Infinite series are challenging (even when you know it)! I describe some background before asking my question(s).
A programming assignment asked to use an abstraction called product
to verify the following approximation of $\pi$:
$$ \frac{\pi}{4}=\frac{2\cdot 4\cdot 4\cdot 6\cdot 6\cdot 8\cdot 8 \cdots}{3\cdot 3\cdot 5\cdot 5\cdot 7\cdot 7 \cdots}\tag{1}\label{eq1} $$
I, rather credulously, rearranged the series in \eqref{eq1} as:
$$
{\pi\over 4}=2\cdot \left(\frac{4\cdot 4}{3\cdot 3} \right)\cdot \left(\frac{6\cdot 6}{5\cdot 5} \right)\cdot \left(\frac{8\cdot 8}{7\cdot 7} \right)\cdots = 2\cdot\prod_{i=1}^{\infty} \left(\frac{2i+2}{2i+1} \right)^2
\tag{2}\label{eq2}
$$
Then I wrote the program (using $10$ terms of the form $\left(\frac{2i+2}{2i+1} \right)^2$ where $i$ goes from $1$ to $10$) only to realize that I had committed a blunder. My faithful program calculated ${\pi\over 4}$ as $17.675817$.

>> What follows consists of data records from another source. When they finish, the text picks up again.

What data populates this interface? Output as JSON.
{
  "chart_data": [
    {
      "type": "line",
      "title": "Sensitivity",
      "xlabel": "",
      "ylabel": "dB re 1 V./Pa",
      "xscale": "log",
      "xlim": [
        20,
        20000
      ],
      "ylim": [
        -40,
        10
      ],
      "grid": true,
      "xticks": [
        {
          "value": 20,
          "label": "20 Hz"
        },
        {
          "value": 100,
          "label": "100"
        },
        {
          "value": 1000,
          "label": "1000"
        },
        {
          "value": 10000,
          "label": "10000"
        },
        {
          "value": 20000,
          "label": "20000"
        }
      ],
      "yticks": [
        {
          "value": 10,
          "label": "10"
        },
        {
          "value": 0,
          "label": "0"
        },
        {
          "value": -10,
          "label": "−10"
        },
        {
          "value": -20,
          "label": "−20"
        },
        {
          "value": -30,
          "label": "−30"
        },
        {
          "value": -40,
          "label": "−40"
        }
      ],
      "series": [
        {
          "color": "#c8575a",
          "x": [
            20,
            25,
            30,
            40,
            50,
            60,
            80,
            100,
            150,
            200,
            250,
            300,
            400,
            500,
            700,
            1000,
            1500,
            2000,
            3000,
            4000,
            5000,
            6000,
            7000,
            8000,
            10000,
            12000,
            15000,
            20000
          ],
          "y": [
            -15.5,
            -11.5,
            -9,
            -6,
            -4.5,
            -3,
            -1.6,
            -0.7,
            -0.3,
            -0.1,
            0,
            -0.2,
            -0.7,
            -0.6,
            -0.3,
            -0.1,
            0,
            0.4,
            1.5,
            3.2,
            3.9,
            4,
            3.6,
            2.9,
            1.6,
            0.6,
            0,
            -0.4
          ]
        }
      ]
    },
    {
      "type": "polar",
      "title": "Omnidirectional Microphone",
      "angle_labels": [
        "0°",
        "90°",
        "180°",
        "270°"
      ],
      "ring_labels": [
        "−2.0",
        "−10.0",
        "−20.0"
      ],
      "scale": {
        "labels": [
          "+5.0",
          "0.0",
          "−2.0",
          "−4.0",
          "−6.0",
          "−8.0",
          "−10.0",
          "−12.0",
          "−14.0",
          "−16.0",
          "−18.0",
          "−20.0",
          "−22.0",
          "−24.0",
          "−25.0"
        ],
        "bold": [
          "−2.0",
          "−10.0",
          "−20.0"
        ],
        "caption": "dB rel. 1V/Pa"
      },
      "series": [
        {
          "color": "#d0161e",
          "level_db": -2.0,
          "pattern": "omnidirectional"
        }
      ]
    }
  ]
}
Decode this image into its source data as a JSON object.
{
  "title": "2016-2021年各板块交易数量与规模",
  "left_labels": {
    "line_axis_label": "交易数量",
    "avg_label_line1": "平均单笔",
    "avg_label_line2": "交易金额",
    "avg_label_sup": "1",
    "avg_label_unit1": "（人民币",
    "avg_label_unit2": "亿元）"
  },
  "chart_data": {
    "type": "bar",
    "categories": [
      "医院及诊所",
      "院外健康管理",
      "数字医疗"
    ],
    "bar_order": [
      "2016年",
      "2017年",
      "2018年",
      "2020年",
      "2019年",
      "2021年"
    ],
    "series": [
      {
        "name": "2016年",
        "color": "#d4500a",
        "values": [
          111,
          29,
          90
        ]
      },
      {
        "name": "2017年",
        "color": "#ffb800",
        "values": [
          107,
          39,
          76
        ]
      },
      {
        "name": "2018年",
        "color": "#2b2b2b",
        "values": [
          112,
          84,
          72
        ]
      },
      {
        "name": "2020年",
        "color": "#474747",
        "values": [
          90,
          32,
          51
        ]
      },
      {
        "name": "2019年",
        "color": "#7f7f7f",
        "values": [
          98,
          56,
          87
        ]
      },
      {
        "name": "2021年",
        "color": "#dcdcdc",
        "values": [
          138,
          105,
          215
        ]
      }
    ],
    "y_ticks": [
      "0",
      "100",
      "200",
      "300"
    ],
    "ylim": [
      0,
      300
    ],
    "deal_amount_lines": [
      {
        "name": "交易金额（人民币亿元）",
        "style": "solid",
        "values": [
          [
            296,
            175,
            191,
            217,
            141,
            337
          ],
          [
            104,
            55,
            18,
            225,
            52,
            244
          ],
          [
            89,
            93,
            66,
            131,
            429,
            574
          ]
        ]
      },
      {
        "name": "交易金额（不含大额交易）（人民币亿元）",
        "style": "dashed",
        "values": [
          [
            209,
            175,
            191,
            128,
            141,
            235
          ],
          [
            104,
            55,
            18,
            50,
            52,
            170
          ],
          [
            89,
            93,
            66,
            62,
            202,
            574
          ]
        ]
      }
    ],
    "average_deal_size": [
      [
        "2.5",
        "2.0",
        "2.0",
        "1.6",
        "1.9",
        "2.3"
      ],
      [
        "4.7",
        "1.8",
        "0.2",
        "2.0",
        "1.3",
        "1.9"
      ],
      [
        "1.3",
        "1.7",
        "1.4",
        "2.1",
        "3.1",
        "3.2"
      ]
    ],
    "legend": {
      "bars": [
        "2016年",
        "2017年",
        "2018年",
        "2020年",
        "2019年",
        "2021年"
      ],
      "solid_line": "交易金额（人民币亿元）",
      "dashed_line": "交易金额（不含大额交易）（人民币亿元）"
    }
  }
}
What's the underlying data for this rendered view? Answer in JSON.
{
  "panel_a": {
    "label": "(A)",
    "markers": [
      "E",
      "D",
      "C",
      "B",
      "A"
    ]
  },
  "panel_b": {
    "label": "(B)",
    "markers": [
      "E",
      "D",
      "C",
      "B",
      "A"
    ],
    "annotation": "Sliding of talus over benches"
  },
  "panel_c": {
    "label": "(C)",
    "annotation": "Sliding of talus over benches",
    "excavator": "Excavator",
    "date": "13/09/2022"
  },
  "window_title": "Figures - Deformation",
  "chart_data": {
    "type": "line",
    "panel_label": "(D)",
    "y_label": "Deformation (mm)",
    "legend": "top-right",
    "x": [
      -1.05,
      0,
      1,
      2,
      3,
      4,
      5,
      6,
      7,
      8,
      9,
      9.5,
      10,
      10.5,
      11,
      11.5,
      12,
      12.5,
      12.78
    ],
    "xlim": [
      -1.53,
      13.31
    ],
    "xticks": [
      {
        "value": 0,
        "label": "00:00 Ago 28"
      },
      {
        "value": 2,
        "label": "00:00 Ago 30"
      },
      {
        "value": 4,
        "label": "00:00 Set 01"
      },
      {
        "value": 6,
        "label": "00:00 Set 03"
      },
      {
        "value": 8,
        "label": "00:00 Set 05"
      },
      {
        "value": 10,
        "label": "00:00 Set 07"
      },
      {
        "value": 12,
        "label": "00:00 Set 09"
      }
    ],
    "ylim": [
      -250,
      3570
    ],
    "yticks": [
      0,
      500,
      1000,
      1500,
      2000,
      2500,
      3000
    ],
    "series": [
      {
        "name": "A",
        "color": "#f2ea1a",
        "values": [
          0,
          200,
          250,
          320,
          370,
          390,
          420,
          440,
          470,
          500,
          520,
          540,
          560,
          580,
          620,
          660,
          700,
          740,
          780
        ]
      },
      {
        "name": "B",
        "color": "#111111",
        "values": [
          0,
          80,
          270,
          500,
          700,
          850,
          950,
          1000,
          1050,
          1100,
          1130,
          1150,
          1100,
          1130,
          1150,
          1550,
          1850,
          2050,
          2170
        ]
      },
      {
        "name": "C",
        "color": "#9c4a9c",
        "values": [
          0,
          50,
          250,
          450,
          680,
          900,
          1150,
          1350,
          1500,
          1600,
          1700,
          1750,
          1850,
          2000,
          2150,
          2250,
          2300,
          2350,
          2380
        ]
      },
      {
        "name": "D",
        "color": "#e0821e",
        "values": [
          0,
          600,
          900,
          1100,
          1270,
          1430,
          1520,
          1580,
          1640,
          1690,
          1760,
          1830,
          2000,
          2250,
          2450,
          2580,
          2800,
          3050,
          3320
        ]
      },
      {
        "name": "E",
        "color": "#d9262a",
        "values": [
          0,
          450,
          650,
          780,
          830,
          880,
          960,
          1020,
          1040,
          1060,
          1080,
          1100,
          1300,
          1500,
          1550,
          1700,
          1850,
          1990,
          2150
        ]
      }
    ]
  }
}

I then looked up Wallis Product on Wikipedia which defines it as: $$ {\pi\over \textbf{2}}= \left(\frac{2\cdot 2}{1\cdot 3} \right)\cdot \left(\frac{4\cdot 4}{3\cdot 5} \right)\cdot \left(\frac{6\cdot 6}{5\cdot 7} \right)\cdots = \prod_{n=1}^{\infty}\frac{4n^2}{4n^2-1} \tag{3}\label{eq3} $$
I removed the bug in my program by using Wallis Product as defined in \eqref{eq3}.
I am somewhat aware of the convergent tests of infinite series, but I guess I am not that familiar with their valid manipulations. Here are my questions based on this experience:
Exactly what disallows equation \eqref{eq2} as a rearrangement of \eqref{eq1}? Why aren't these two equations equivalent?
Why is \eqref{eq3} a valid rearrangement of \eqref{eq1} (if it is, that is)?